Scout out the types of loans and lenders that work for your purchase.
As a borrower, one of the major decisions you’ll have to make is what type of loan you’re going to use. Picking the right lender requires more than just selecting the first person to hand you money. A popular pick for financing options is a hard money lender. Often a private lender, they have the flexibility to craft options for your needs beyond a traditional loan. For house flippers, they have a financing option for fix and flip loans. There are options for a rental property as well. Rehab and refinance loans can increase equity in your rental property through the repair value of the renovation. A hard money loan can have appeal to private investors in ways a conventional bank loan can’t match. You’ll also be able to assess if a lower interest rate or shorter loan term is better for you.
Research what’s sold and is for sale in the area you want to invest in.
Another step you’ll have to narrow down is the location of your purchase. The diverse landscape of North Carolina could have you exploring acreage in the mountains in Asheville, new construction in Raleigh, or making a down payment in the centrally located city of Greensboro.

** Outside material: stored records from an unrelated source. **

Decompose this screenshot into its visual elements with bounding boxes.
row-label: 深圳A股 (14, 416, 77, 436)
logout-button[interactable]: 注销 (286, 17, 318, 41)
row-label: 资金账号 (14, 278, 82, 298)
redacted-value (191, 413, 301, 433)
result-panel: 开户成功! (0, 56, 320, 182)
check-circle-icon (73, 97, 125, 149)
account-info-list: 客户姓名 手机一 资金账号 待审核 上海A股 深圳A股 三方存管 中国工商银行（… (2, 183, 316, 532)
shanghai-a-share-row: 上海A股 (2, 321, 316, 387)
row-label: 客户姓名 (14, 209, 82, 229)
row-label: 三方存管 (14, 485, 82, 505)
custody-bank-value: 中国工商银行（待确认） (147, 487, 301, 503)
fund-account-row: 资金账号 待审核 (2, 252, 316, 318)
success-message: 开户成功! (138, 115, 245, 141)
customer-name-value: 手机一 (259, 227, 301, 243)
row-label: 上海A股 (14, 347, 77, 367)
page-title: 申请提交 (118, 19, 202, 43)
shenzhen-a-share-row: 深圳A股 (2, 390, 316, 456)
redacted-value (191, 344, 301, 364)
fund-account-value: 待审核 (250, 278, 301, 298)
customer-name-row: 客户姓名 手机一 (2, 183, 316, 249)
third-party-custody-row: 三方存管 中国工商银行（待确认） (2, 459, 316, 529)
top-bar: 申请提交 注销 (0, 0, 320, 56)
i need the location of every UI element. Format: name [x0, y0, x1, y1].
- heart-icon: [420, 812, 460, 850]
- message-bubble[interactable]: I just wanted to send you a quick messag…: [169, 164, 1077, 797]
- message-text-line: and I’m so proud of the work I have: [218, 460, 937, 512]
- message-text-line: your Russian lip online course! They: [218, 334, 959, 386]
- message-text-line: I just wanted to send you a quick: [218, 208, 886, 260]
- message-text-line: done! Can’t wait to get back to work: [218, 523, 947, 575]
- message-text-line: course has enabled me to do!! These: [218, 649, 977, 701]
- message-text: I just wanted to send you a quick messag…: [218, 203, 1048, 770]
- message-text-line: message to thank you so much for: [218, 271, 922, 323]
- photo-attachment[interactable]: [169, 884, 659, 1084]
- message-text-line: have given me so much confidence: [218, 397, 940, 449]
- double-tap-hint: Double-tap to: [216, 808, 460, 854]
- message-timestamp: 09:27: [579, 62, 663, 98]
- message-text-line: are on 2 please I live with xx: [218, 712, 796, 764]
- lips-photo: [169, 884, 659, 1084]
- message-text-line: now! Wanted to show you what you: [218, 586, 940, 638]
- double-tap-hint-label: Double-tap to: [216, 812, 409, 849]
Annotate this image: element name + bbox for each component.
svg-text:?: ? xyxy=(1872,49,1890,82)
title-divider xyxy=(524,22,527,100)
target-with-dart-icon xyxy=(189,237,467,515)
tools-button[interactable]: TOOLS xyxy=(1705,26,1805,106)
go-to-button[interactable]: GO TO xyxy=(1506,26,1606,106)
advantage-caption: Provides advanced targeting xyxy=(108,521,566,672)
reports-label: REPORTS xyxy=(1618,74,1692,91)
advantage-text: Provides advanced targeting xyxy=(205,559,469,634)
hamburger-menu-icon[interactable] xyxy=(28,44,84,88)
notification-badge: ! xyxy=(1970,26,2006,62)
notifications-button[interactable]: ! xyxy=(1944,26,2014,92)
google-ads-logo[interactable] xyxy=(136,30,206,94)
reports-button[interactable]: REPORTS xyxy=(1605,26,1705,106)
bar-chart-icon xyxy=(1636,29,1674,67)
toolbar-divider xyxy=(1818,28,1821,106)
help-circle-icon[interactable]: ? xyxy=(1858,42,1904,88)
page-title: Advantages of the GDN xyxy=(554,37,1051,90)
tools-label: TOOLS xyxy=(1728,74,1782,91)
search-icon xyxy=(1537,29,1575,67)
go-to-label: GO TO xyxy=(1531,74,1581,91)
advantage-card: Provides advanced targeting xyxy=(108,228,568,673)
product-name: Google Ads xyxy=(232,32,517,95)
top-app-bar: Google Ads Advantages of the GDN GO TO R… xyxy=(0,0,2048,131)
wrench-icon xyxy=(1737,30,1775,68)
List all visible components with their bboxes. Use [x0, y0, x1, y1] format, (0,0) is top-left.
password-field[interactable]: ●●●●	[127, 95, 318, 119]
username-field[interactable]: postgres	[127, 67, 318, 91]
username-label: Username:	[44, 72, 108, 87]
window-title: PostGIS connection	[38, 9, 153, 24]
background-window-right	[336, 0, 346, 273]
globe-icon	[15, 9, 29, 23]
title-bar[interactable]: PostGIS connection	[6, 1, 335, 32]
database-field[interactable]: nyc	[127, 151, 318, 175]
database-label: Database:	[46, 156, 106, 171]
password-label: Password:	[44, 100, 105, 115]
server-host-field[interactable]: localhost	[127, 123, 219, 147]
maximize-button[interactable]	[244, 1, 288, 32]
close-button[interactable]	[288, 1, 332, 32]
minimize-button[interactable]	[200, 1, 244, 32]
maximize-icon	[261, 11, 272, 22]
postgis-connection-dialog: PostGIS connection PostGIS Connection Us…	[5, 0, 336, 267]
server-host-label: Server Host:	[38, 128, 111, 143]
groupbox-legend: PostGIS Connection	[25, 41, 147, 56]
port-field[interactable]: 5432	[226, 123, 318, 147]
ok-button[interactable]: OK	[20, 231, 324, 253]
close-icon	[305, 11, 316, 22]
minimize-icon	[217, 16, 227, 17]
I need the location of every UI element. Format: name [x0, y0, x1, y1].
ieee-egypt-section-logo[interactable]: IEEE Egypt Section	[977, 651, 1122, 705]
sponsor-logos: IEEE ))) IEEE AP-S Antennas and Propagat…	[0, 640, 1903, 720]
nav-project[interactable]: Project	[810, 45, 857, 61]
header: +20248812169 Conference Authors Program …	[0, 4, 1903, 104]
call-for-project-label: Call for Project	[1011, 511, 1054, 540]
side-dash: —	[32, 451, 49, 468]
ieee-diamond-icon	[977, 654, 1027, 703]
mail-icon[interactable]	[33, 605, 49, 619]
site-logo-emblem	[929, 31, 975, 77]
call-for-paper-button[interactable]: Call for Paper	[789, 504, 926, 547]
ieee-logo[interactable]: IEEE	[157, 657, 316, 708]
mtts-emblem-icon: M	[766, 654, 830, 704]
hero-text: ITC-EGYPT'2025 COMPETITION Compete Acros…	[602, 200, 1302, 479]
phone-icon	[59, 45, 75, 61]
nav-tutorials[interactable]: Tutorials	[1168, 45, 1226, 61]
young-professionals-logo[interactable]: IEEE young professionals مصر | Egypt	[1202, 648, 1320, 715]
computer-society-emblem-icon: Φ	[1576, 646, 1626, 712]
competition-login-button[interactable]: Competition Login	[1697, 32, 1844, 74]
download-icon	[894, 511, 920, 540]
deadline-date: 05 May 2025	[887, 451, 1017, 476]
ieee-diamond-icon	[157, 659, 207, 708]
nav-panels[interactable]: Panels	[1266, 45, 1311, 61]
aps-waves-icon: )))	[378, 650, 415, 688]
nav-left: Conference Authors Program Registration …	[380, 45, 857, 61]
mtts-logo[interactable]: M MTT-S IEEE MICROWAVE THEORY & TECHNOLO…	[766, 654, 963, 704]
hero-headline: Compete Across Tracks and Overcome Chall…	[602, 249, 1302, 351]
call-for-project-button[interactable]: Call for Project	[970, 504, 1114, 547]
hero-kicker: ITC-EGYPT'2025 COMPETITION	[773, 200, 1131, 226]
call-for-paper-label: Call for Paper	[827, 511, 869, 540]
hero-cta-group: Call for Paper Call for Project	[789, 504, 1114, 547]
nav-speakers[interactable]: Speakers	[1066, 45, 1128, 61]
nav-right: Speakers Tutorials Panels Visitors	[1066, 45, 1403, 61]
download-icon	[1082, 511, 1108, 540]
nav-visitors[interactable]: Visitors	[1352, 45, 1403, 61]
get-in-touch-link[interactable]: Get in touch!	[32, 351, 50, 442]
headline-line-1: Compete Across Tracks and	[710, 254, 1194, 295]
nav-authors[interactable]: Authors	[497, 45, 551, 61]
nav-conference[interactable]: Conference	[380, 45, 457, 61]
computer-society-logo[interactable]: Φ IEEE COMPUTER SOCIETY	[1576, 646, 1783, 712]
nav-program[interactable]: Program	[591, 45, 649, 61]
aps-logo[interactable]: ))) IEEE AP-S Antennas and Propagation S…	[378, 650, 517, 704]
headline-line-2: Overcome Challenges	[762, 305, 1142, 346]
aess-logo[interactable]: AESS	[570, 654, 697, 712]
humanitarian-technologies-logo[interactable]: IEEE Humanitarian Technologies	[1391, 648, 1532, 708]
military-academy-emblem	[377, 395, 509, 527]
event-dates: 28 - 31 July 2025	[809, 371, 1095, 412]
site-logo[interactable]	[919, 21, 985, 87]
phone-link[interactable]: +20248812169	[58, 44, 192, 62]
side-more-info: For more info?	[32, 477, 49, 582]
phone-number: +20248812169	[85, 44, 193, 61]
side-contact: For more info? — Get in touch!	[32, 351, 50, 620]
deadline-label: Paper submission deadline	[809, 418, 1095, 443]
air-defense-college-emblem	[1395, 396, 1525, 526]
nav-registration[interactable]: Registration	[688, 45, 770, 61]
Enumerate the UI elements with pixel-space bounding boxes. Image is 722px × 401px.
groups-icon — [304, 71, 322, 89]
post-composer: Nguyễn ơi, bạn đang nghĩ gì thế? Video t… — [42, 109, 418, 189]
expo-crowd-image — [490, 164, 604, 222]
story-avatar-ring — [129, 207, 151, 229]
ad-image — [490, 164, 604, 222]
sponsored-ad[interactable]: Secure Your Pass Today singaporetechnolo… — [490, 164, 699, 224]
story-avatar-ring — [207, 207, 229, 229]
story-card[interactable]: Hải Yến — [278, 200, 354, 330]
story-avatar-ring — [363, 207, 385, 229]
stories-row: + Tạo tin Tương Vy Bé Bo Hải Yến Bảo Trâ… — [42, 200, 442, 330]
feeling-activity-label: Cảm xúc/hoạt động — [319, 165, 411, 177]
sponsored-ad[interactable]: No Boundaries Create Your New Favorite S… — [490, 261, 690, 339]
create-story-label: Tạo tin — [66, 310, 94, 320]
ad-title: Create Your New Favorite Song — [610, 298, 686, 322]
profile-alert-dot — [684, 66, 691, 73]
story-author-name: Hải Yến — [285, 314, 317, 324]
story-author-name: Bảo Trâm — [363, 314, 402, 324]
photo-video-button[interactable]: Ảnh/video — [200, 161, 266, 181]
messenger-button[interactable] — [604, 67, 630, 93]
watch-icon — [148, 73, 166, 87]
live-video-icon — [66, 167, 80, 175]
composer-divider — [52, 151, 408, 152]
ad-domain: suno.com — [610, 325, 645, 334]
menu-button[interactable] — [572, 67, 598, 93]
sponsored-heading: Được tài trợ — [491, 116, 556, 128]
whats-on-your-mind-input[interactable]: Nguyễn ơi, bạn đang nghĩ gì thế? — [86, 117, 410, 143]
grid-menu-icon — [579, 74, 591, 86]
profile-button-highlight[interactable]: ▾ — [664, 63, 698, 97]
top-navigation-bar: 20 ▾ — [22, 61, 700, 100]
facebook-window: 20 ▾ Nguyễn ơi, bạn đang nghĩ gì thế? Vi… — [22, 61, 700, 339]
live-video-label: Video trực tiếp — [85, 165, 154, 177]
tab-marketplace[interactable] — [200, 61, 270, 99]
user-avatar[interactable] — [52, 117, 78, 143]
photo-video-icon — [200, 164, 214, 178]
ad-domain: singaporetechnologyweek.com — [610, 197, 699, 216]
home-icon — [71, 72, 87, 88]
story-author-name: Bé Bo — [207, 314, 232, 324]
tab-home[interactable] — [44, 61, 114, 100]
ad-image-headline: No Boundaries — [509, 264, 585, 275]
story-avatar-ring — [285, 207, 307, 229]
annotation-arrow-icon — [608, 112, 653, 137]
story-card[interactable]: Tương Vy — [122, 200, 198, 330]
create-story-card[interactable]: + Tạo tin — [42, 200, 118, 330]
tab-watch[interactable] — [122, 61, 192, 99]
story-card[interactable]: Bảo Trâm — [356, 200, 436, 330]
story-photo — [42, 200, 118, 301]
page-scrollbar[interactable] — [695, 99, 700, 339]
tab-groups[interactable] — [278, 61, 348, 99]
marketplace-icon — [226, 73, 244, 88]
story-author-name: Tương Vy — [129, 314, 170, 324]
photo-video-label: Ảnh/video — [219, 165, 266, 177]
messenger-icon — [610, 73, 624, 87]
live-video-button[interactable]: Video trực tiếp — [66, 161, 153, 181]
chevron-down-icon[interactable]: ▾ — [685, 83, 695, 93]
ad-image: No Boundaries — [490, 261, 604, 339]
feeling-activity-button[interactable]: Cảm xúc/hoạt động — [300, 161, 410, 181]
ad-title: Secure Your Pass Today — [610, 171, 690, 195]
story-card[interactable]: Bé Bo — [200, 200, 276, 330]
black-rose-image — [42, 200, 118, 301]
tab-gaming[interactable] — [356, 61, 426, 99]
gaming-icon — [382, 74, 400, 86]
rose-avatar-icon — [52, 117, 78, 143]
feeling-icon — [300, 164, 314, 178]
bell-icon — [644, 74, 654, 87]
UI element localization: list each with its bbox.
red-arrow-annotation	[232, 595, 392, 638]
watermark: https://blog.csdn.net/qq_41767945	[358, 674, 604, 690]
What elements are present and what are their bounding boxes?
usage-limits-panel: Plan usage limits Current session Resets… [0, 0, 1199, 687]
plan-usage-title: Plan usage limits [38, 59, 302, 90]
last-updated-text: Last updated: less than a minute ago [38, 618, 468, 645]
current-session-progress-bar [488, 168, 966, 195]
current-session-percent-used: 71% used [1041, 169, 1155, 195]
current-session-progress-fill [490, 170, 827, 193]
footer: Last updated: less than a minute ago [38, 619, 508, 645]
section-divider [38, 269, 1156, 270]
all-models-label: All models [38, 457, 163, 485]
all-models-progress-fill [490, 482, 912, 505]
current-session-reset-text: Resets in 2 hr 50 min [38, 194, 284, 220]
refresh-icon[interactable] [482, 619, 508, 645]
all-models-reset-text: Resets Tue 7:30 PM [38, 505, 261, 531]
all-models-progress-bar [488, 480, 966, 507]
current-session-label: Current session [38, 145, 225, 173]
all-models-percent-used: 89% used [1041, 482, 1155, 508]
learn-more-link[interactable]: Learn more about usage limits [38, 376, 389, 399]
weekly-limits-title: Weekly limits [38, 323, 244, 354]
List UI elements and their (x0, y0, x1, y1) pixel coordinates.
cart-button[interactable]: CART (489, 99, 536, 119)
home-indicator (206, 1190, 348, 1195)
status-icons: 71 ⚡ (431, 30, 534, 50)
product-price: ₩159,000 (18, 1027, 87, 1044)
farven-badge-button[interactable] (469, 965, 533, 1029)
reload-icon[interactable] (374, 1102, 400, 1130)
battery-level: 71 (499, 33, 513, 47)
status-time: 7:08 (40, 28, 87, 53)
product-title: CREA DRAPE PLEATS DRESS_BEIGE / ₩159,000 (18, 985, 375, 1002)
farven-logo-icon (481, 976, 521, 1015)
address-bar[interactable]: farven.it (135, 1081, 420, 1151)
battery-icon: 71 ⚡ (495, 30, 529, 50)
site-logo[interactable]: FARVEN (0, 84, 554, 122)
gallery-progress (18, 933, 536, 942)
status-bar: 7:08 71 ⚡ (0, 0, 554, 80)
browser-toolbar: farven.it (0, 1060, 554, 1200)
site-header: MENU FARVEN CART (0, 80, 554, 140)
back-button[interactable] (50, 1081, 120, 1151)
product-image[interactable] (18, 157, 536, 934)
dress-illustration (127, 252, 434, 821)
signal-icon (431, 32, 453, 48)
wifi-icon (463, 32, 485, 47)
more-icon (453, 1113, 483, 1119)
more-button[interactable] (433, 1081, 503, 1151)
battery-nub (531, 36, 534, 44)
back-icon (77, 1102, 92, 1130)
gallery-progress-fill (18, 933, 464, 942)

One thing for sure is that land for sale in North Carolina will be different depending on which part of the state you’re looking in. You’ll want to also take into consideration whether this will be a commercial property, recreational land, investment property, or even a vacant lot. The type of property can impact which markets you’ll want to research. It can even narrow down the neighborhood you’ll want to explore. Evaluating commercial real estate and the average purchase price for your potential investment will help to determine the amount of capital you’ll need to move on a property.
Perform a thorough evaluation of all your assets and your credit score.
Once you have an idea of the loan you want and the type of real estate investing you’ll be doing, it’s time to take a hard look at your personal finances. This includes a litany of things. A close look at the money you have on hand as well as your assets. The amount of money you intend to use as a down payment and to cover closing costs, for example. A debt-to-income ratio should also be assessed. A traditional lender will check their borrower’s credit, so keep informed on your credit score as well. If you’d like to avoid a look into your credit history, it’s better to opt for a hard money loan.
Don’t hesitate once you have all your planning in order.
Any realtor and will tell you that the market is hot right now. Low-interest rates mixed with high proper values have created a market that seems to turn around in a matter of days. Many times, traditional financing loses out to cash buyers or a hard money loan. Once you have all your personal information in line, don’t hesitate to begin an application process, contact your mortgage broker, and do anything to just get the process started. You don’t want to miss out on your next plot of land because you made this process the last resort rather than a priority.